Entering compatibility mode

You run your LaTeX job, and it starts by saying

Entering LaTeX 2.09 COMPATIBILITY MODE
followed by lines of asterisks and !!WARNING!!.

This means that the document is not written in “current” LaTeX syntax, and that there is no guarantee that all parts of the document will be formatted correctly.

If the document is someone else’s, and you want no more than a copy to read, ignore the error. The document may fail elsewhere, but as often as not it will provide a dvi or pdf that’s adequate for most purposes.

If it’s a new document you have just started working on, you have been misled by someone. You have written something like:

\documentstyle{article}
or, more generally:
\documentstyle[options]{class}
These forms are (as the warning says) LaTeX 2.09 syntax, and to get rid of the warning, you must change the command.

The simple form is easy to deal with:

\documentstyle{article}
should become:
\documentclass{article}
The complex form is more difficult, since LaTeX 2.09 “options” conflate two sorts of things — options for the class (such as 11pt, fleqn), and packages to be loaded. So:
\documentstyle[11pt,verbatim]{article}
should become:
\documentclass[11pt]{article}
\usepackage{verbatim}
because 11pt happens to be a class option, while verbatim is a package.
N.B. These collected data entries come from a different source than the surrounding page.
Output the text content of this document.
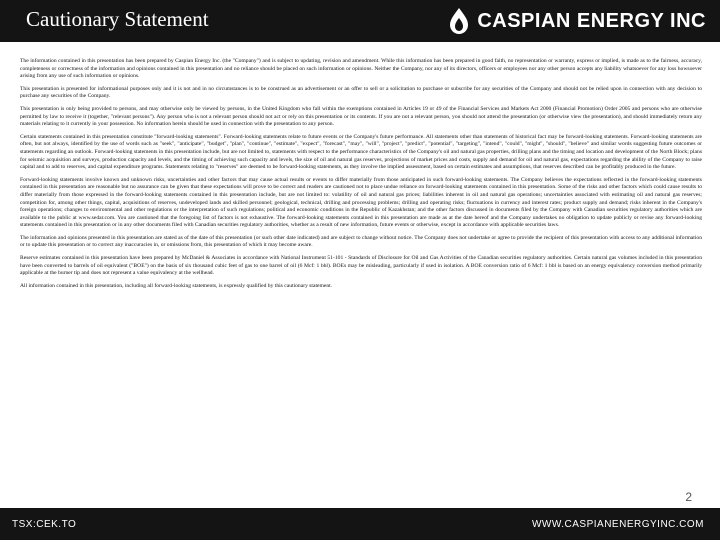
Cautionary Statement	CASPIAN ENERGY INC

The information contained in this presentation has been prepared by Caspian Energy Inc. (the "Company") and is subject to updating, revision and amendment. While this information has been prepared in good faith, no representation or warranty, express or implied, is made as to the fairness, accuracy, completeness or correctness of the information and opinions contained in this presentation and no reliance should be placed on such information or opinions. Neither the Company, nor any of its directors, officers or employees nor any other person accepts any liability whatsoever for any loss howsoever arising from any use of such information or opinions.

This presentation is presented for informational purposes only and it is not and in no circumstances is to be construed as an advertisement or an offer to sell or a solicitation to purchase or subscribe for any securities of the Company and should not be relied upon in connection with any decision to purchase any securities of the Company.

This presentation is only being provided to persons, and may otherwise only be viewed by persons, in the United Kingdom who fall within the exemptions contained in Articles 19 or 49 of the Financial Services and Markets Act 2000 (Financial Promotion) Order 2005 and persons who are otherwise permitted by law to receive it (together, "relevant persons"). Any person who is not a relevant person should not act or rely on this presentation or its contents. If you are not a relevant person, you should not attend the presentation (or otherwise view the presentation), and should immediately return any materials relating to it currently in your possession. No information herein should be used in connection with the presentation to any person.

Certain statements contained in this presentation constitute "forward-looking statements". Forward-looking statements relate to future events or the Company's future performance. All statements other than statements of historical fact may be forward-looking statements. Forward-looking statements are often, but not always, identified by the use of words such as "seek", "anticipate", "budget", "plan", "continue", "estimate", "expect", "forecast", "may", "will", "project", "predict", "potential", "targeting", "intend", "could", "might", "should", "believe" and similar words suggesting future outcomes or statements regarding an outlook. Forward-looking statements in this presentation include, but are not limited to, statements with respect to the performance characteristics of the Company's oil and natural gas properties, drilling plans and the timing and location and development of the North Block; plans for seismic acquisition and surveys, production capacity and levels, and the timing of achieving such capacity and levels, the size of oil and natural gas reserves, projections of market prices and costs, supply and demand for oil and natural gas, expectations regarding the ability of the Company to raise capital and to add to reserves, and capital expenditure programs. Statements relating to "reserves" are deemed to be forward-looking statements, as they involve the implied assessment, based on certain estimates and assumptions, that reserves described can be profitably produced in the future.

Forward-looking statements involve known and unknown risks, uncertainties and other factors that may cause actual results or events to differ materially from those anticipated in such forward-looking statements. The Company believes the expectations reflected in the forward-looking statements contained in this presentation are reasonable but no assurance can be given that these expectations will prove to be correct and readers are cautioned not to place undue reliance on forward-looking statements contained in this presentation. Some of the risks and other factors which could cause results to differ materially from those expressed in the forward-looking statements contained in this presentation include, but are not limited to: volatility of oil and natural gas prices; liabilities inherent in oil and natural gas operations; uncertainties associated with estimating oil and natural gas reserves; competition for, among other things, capital, acquisitions of reserves, undeveloped lands and skilled personnel; geological, technical, drilling and processing problems; drilling and operating risks; fluctuations in currency and interest rates; product supply and demand; risks inherent in the Company's foreign operations; changes to environmental and other regulations or the interpretation of such regulations; political and economic conditions in the Republic of Kazakhstan; and the other factors discussed in documents filed by the Company with Canadian securities regulatory authorities which are available to the public at www.sedar.com. You are cautioned that the foregoing list of factors is not exhaustive. The forward-looking statements contained in this presentation are made as at the date hereof and the Company undertakes no obligation to update publicly or revise any forward-looking statements contained in this presentation or in any other documents filed with Canadian securities regulatory authorities, whether as a result of new information, future events or otherwise, except in accordance with applicable securities laws.

The information and opinions presented in this presentation are stated as of the date of this presentation (or such other date indicated) and are subject to change without notice. The Company does not undertake or agree to provide the recipient of this presentation with access to any additional information or to update this presentation or to correct any inaccuracies in, or omissions from, this presentation of which it may become aware.

Reserve estimates contained in this presentation have been prepared by McDaniel & Associates in accordance with National Instrument 51-101 - Standards of Disclosure for Oil and Gas Activities of the Canadian securities regulatory authorities. Certain natural gas volumes included in this presentation have been converted to barrels of oil equivalent ("BOE") on the basis of six thousand cubic feet of gas to one barrel of oil (6 Mcf: 1 bbl). BOEs may be misleading, particularly if used in isolation. A BOE conversion ratio of 6 Mcf: 1 bbl is based on an energy equivalency conversion method primarily applicable at the burner tip and does not represent a value equivalency at the wellhead.

All information contained in this presentation, including all forward-looking statements, is expressly qualified by this cautionary statement.

2
TSX:CEK.TO	WWW.CASPIANENERGYINC.COM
There’s no simple way to work out what are class options under LaTeX 2.09; for article, the list includes 10pt, 11pt, 12pt, draft, fleqn, leqno, twocolumn and twoside — anything else must be a package.

Your document may well “just work” after changes like those above; if not, you should think through what you’re trying to do, and consult documentation on how to do it — there are lots of free tutorials to help you on your way, if you don’t have access to a LaTeX manual of any sort.